Quantum Mechanics from General Relativity and the Quantum Friedmann Equation

TL;DR

This paper reveals a fundamental link between General Relativity and Quantum Mechanics by deriving a quantum cosmological equation from the Friedmann equation, demonstrating quantum effects on cosmic dynamics and singularity resolution.

Contribution

It introduces a quantum cosmological equation as a first-order WKB expansion of the Friedmann equation, connecting quantum effects with classical cosmology and black hole physics.

Findings

Quantum scale factor modifies cosmic evolution.

Resolves singularities at zero scale factor.

Duality with Seiberg-Witten black hole formulation.

Abstract

We demonstrate that the recently introduced linear equation, reformulating the first Friedmann equation, is the first-order WKB expansion of a quantum cosmological equation. This result shows a deeper underlying connection between General Relativity and Quantum Mechanics, pointing towards a unified framework. Solutions of this equation are built in terms of a scale factor encapsulating quantum effects on a free-falling particle.

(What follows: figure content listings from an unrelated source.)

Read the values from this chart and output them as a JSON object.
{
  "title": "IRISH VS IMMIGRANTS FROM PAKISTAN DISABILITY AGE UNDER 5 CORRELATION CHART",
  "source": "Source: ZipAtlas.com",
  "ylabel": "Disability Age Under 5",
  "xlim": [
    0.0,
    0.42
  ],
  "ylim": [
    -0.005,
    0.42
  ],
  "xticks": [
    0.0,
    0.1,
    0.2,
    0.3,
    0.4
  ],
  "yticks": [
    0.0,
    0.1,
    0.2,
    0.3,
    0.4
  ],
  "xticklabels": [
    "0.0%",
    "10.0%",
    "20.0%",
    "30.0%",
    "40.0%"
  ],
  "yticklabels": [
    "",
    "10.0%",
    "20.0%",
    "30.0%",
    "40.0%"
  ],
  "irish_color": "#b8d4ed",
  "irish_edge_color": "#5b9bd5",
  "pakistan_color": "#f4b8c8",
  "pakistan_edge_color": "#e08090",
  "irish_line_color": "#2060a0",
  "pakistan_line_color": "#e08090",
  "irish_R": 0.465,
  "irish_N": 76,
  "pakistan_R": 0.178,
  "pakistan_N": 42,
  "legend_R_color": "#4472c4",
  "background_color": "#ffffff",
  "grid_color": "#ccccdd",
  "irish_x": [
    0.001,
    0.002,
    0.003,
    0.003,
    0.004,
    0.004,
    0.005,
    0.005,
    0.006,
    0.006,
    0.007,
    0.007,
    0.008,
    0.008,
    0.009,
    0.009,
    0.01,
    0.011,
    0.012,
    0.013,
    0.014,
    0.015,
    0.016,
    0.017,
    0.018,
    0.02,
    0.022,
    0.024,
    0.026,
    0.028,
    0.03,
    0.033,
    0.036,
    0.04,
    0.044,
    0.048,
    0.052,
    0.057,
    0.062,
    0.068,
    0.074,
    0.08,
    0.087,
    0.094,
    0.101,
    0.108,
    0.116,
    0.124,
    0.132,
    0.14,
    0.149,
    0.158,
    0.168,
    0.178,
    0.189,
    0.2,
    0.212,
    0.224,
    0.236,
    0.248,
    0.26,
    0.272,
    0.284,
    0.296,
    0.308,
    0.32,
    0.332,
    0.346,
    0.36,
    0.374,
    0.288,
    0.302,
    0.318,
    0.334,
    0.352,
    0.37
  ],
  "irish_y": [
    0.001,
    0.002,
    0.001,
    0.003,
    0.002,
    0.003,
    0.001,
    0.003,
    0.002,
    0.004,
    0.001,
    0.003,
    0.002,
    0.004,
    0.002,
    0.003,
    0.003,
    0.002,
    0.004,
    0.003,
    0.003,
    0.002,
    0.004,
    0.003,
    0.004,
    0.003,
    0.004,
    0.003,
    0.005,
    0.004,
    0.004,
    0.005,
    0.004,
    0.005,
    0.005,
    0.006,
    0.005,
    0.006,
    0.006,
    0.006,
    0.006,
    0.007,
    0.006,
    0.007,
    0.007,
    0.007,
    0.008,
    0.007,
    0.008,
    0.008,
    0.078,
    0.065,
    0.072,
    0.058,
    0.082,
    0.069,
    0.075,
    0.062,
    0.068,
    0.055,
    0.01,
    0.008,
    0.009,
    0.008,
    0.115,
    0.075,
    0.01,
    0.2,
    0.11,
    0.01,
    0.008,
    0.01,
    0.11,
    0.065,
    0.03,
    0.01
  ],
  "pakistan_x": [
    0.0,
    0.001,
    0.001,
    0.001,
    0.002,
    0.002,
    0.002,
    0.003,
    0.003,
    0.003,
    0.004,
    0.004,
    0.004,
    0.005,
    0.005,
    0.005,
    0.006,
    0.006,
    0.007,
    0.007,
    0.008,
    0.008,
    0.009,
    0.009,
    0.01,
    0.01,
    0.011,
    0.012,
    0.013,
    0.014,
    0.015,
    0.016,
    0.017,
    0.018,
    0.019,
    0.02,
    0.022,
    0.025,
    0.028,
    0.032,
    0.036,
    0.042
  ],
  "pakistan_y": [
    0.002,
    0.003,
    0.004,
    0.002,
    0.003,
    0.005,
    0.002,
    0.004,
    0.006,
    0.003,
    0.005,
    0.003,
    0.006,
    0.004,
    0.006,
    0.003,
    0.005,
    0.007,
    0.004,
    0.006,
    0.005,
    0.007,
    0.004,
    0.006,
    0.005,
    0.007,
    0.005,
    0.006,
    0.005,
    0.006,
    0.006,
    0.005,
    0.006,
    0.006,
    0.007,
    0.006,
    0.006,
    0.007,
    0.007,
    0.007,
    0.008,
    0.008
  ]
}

The quantum scale factor reshapes cosmic dynamics, resolving singularities at its vanishing points in several cases of interest. As an explicit example, we consider the radiation-dominated era and show that the quantum equation is dual to the one in Seiberg-Witten formulation, recently applied to black holes, and incorporates resurgence phenomena and complex metrics, as developed by Kontsevich, Segal, and Witten. This links to the invariance of time parametrization under $\Gamma(2)$ transformations of the dual wave function.